The OEMs exhibited characteristic cysts, extensive fibrosis (increased α-SMA and collagen deposition, p < 0.05), impaired fertility, and disrupted ovarian function (downregulated Fshr, reduced granulosa cell proliferation, and increased apoptosis, p < 0.05). PFD treatment significantly reduced lesion size, weight, and fibrosis (p < 0.05) and restored the expression of markers of ovarian reserve and folliculogenesis (p < 0.05). Proteomics revealed 554 differentially expressed proteins.
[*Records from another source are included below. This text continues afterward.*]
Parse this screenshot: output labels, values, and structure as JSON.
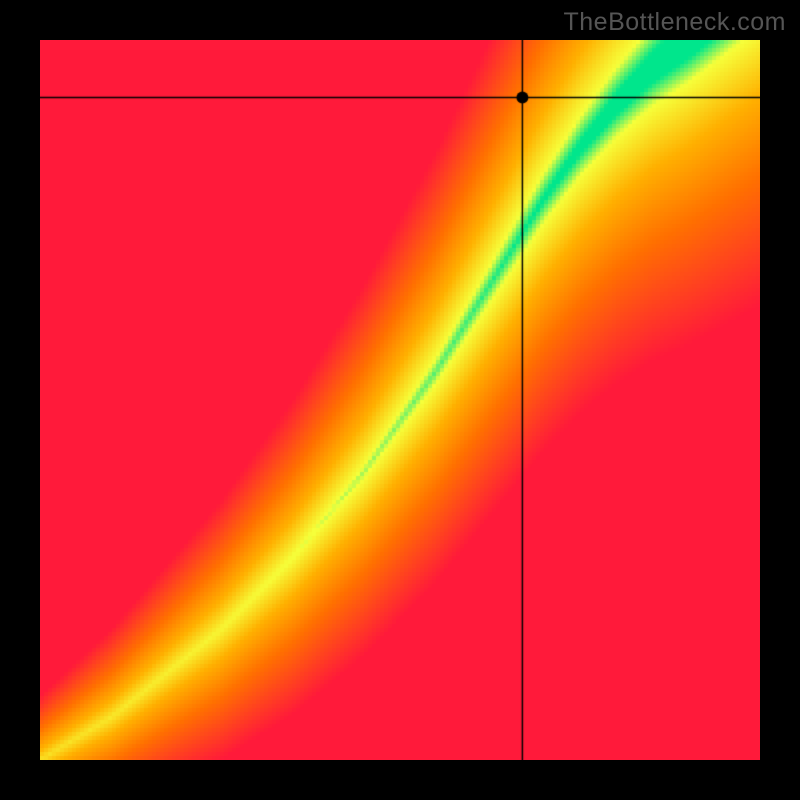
{
  "watermark": "TheBottleneck.com",
  "chart_data": {
    "type": "heatmap",
    "title": "",
    "xlabel": "",
    "ylabel": "",
    "x_range": [
      0,
      1
    ],
    "y_range": [
      0,
      1
    ],
    "crosshair": {
      "x": 0.67,
      "y": 0.92
    },
    "marker": {
      "x": 0.67,
      "y": 0.92
    },
    "ridge_curve_points": [
      {
        "x": 0.0,
        "y": 0.0
      },
      {
        "x": 0.05,
        "y": 0.03
      },
      {
        "x": 0.1,
        "y": 0.06
      },
      {
        "x": 0.15,
        "y": 0.1
      },
      {
        "x": 0.2,
        "y": 0.14
      },
      {
        "x": 0.25,
        "y": 0.18
      },
      {
        "x": 0.3,
        "y": 0.23
      },
      {
        "x": 0.35,
        "y": 0.28
      },
      {
        "x": 0.4,
        "y": 0.34
      },
      {
        "x": 0.45,
        "y": 0.4
      },
      {
        "x": 0.5,
        "y": 0.47
      },
      {
        "x": 0.55,
        "y": 0.54
      },
      {
        "x": 0.6,
        "y": 0.62
      },
      {
        "x": 0.65,
        "y": 0.7
      },
      {
        "x": 0.7,
        "y": 0.78
      },
      {
        "x": 0.75,
        "y": 0.85
      },
      {
        "x": 0.8,
        "y": 0.91
      },
      {
        "x": 0.85,
        "y": 0.96
      },
      {
        "x": 0.9,
        "y": 1.0
      },
      {
        "x": 1.0,
        "y": 1.08
      }
    ],
    "color_stops": {
      "ridge": "#00e68c",
      "near": "#f6ff3a",
      "mid": "#ffb000",
      "far": "#ff7000",
      "edge": "#ff1a3a"
    },
    "grid_resolution": 180
  }
}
PFD downregulated pathways involved in extracellular matrix (ECM) organization and inflammation and upregulated proteins related to iron ion transport and ferroptosis. These findings were confirmed by a significant reduction in ferric iron deposition (p < 0.05) and collagen I protein expression (p < 0.05) in the PFD group.

Conclusions

Pirfenidone has strong therapeutic potential for treating ovarian endometriosis by simultaneously alleviating fibrosis and restoring ovarian function. Its efficacy is mediated through a novel mechanism of modulating iron homeostasis and the ferroptosis pathway, alongside its known antifibrotic actions. Our findings provide a compelling rationale for repurposing pirfenidone as a disease-modifying treatment for OEMs.